Maria, è Maria Schneider, la sua storia la racconta in un libro (Tu t’appelais pas Maria Schneider, Grasset) dalla cugina, Vanessa Schneider, molto più giovane di lei, sullo schermo la porta Jessica Palud (era stata negli Orizzonti veneziani con Revenir, 2019, film di problematiche famigliari senza particolari guizzi). In questa triangolazione a mancare alla fine però è proprio Maria Schneider, e non solo perché è morta (nel 2011), come del resto gli altri convocati in questa storia, cioè Bernardo Bertolucci e Marlon Brando, ma perché il suo vissuto diventa la superficie su cui riflettere qualcos’altro. Che sostanzialmente da una parte comprende le istanze attuali del Me Too, dall’altra una «sotterranea» (ma nemmeno troppo) rivincita (?) nei confronti di Bertolucci restituito mediocre non solo umanamente ma soprattutto come regista (è interpretato da Giuseppe Maggio) con una goffaggine per affossare il resto.

La prima domanda che viene da fare a Palud è perché ha voluto «rifare» pezzi di Ultimo tango a Parigi. Non «la» scena da cui discende il resto, la violenza sessuale nella sodomia – che già non ce ne era bisogno – ma altri passaggi, in cui Brando (Matt Dillon) si aggira inseguito da Schneider (affidata alla brava attrice Anamaria Vartolomei che avevamo visto in L’evenement Leone d’oro a Venezia di Audrey Diwan), in un reenactment farsesco che annulla qualsiasi pretesa di verità, o se vogliamo più modestamente di riflessione su un’epoca e su certi processi all’interno dello spettacolo e della società intera rispetto ai quali oggi si è presa la parola.

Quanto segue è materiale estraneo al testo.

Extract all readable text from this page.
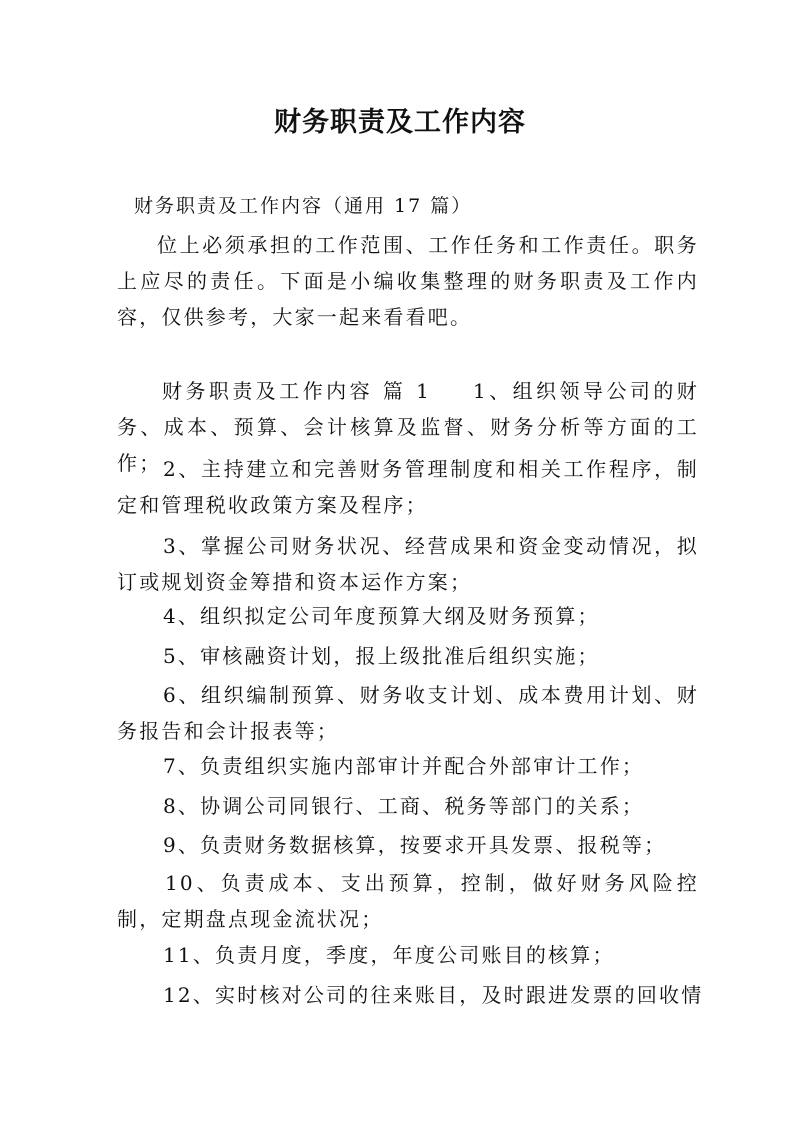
财务职责及工作内容
财务职责及工作内容（通用 17 篇）

位上必须承担的工作范围、工作任务和工作责任。职务上应尽的责任。下面是小编收集整理的财务职责及工作内容，仅供参考，大家一起来看看吧。

财务职责及工作内容 篇 1 1、组织领导公司的财务、成本、预算、会计核算及监督、财务分析等方面的工作； 2、主持建立和完善财务管理制度和相关工作程序，制定和管理税收政策方案及程序；

3、掌握公司财务状况、经营成果和资金变动情况，拟订或规划资金筹措和资本运作方案；

4、组织拟定公司年度预算大纲及财务预算；

5、审核融资计划，报上级批准后组织实施；

6、组织编制预算、财务收支计划、成本费用计划、财务报告和会计报表等；

7、负责组织实施内部审计并配合外部审计工作；

8、协调公司同银行、工商、税务等部门的关系；

9、负责财务数据核算，按要求开具发票、报税等；

10、负责成本、支出预算，控制，做好财务风险控制，定期盘点现金流状况；

11、负责月度，季度，年度公司账目的核算；

12、实时核对公司的往来账目，及时跟进发票的回收情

A QUEL PUNTO invece si è già in imbarazzo: è Maria che le interessa o è qualcos’altro? Del resto sin dalle prime sequenze il personaggio/persona è chiuso senza scampo nel teorema della vittima. Il padre Daniel Gélin (Yvan Attal) attore del cinema di papà non l’ha mai riconosciuta, la madre è una psicotica animata da furore contro ogni maschio che la sbatte fuori casa quando sa che vede il padre. Lo zio l’accoglie e un «taglio» a fondo nero – di cui Palud fa un uso fastidioso e senza significato – ci fa sospettare il peggio, così come poco dopo con l’agente di attori e attrici da cui l’ha mandata il padre, a alludere a una modalità ricattatoria del sesso – «ti prendo nell’agenzia se fai sesso con me» che è reale ma non si comprende allora perché sfumarla.
Bertolucci artista è un corollario di banalità, e chiunque lo abbia mai ascoltato lasciando pure da parte l’uomo o l’Autore, sa che la sua parola sul cinema, sul fare, sul «leggerlo» era sempre ricca e piena di intuizioni e passione. Il «remake» della scena sposa molte distorsioni – il fatto che non fosse nella sceneggiatura per esempio, mostrando tutto il set allibito – e allora: perché non dare voce a Storaro che era presente e magari qualcosa avrà da dire essendo uno dei pochi in vita?

DA LÌ LA VITA di Maria è finita. Lo «scandalo» del film ne fa un’icona ma anche la travolge – Bertolucci fu anche lui attaccato violentemente, in Italia ci fu un processo, la vicenda giudiziaria andò avanti fino all’87 quando infine dichiarato opera d’arte venne dissequestrato. A Maria rimane nel tempo un progressivo e crescente dolore con cui non riuscirà mai a trovare pace: dipendenza, ricoveri in clinica, una carriera che non decollerà, l’infelicità. Questa rappresentazione però, per la volontà «dimostrativa» di cui si diceva diventa un’occasione sprecata. Palud poteva partire da qui per indagare negli anni le dinamiche sociali del cinema, i paradossi dei moralismi – all’epoca scandalizzò la sodomia ma non che si trattasse di una violenza – e insieme le aspettative, i desideri e le paure insiti nell’arte del recitare con le sue contraddizioni. «È solo un film» dice a Maria Brando dopo la scena. E questo sottile limite della messinscena deve essere netto, mentre nella mediatizzazione dello scandalo divenne invasivo e non gestibile specie per una ragazza giovane come era lei, appena ventenne, e senza gli strumenti per affrontarlo.

La regista invece dimentica il cinema (francamente il film è proprio mediocre nella sua visualità) e sembra non volersi mai mettere in gioco. Decide di appoggiarsi unicamente a certezze, slogan, proclami, manipola, piega al suo «processo» ogni dettaglio svuotando il personaggio delle complessità che sono in ogni vita.